Wednesday, September 26, 2007
Is anybody out there?
I've talked a lot about how advertising is picking up in the world of casual gaming, so I decided I should probably go back to that and start profiling some of these gaming genres, and possibly the kinds of companies that specialize in this type of advertising. Since it was recently brought up in Greg Verdino’s Blog, I thought I’d start today with Second Life. While not technically a ‘game’ in the strictest sense of the word, this on-line world does allow people to build their own avatars and islands and interact with people all over the world, so I’m going to go ahead and say it counts.
According to Wagner James Au on GigaOm, about 400,000 Second Life residents log in on a weekly basis, and about one million log on in your average month. So of course advertisers are getting in on this new and interesting way to reach consumers, right? Well, they’re trying.
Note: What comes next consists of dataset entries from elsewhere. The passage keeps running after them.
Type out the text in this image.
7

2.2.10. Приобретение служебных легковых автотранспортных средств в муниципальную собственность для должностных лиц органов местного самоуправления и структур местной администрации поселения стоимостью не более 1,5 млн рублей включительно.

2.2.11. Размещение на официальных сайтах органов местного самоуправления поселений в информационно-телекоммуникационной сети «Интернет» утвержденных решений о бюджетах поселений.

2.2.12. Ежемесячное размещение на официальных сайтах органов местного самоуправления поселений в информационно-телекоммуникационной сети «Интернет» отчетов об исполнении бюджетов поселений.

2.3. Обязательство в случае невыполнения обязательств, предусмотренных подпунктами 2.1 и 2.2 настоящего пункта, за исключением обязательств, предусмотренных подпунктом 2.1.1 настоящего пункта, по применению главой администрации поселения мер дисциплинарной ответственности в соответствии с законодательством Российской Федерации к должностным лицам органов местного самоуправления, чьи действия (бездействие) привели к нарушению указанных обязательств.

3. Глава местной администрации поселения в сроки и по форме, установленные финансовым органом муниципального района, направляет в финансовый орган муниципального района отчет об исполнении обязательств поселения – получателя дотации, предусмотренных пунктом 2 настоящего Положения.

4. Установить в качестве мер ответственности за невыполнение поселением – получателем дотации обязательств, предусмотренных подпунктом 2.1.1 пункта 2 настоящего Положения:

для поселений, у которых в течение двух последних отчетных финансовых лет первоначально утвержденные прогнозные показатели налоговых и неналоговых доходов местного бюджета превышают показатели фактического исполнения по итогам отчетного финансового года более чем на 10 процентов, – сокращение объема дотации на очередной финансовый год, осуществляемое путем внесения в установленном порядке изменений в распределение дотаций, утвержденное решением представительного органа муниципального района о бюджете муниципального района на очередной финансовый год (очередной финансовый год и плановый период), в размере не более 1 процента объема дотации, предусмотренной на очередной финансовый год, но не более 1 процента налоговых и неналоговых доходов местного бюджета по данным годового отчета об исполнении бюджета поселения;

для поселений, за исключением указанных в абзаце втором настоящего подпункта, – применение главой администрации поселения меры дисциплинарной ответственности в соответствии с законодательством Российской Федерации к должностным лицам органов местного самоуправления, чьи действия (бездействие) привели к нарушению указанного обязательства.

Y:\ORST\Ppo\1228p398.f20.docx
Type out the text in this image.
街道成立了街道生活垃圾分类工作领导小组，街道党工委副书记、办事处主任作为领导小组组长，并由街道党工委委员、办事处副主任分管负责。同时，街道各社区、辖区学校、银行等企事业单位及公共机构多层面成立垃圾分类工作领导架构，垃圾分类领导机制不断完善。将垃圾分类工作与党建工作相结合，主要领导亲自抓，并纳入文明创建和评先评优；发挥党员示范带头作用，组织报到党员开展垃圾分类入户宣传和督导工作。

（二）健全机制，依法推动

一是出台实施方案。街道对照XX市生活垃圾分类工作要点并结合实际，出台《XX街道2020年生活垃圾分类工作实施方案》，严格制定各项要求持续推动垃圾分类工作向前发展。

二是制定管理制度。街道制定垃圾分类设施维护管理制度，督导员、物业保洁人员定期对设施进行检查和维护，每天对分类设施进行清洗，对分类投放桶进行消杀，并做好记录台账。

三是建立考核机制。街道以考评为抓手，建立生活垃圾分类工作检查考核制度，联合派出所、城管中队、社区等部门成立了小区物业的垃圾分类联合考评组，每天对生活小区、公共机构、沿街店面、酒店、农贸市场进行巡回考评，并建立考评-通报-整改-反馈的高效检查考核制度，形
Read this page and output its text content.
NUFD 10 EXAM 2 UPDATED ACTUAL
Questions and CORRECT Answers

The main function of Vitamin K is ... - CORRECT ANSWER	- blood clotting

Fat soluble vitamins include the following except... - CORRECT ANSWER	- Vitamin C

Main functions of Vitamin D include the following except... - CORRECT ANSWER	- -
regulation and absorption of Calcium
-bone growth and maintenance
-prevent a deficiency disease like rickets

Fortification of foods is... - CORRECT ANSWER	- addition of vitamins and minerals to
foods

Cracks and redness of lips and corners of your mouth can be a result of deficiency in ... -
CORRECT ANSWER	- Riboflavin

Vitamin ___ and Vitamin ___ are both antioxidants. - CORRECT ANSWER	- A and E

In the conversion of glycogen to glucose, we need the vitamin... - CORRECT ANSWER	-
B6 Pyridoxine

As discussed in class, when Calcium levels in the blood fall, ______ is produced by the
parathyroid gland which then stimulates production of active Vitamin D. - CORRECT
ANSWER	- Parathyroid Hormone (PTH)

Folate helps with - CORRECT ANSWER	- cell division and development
Most advertising in Second Life seems to take place in the form of billboards that are as unimpressive as their counterparts in real life. In fact, the most successful advertising efforts seem to be those of SL based causes, rather than real world corporations. Besides billboards, the big thing for companies to do is create their own virtual islands, where they can fully control the marketing experience. The problem then becomes getting people to visit your island. Many companies with a presence in SL fail to attract even 500 visitors a week, making it seem hardly worth the investment.
Wagner offers a few suggestions as to why, in many cases, SL advertising seems not to be working. The first of these is the concept of teleportation. People can instantly teleport from anywhere in the SL world to anywhere else, which can make billboards relatively ineffective. It would seem that there is little that can be done about this issue.
The second problem is the lack of imagination in many of these company’s efforts. With all the possibilities open to them in a virtual world, they seem to often be doing things exactly as they do them in the real world. At least one company, Crayon, is attempting to do something about this. In their recent Virtual Thirst campaign with Coke, they had SL residents get actively involved with the brand by creating the “Essence of Coca-Cola” dispensed by SL vending machines in online videos. This intrigued me, and though I was able to find Coke vending machines scattered around the world (which were not Crayon's doing), I never could figure out if Coke had an island of its own – if it does, I couldn’t find it. But despite my inexperience with SL, it was still an interesting idea.
The third problem with advertising according to Wagner is the lack of people on these virtual islands interacting with visitors. This I can agree with from personal experience. After visiting several corporate islands I found lots of ‘welcome’ areas which were completely deserted. Even Crayon, who claims to be so involved with SL, had a completely deserted island. It was kind of spooky. People want to visit places where there are other people, so it makes sense that if no one is manning the desks in these islands, then no one will want to visit. It seems that if companies really want to make the investment to become a part of second life, they are going to have to put in a little more effort to make it successful.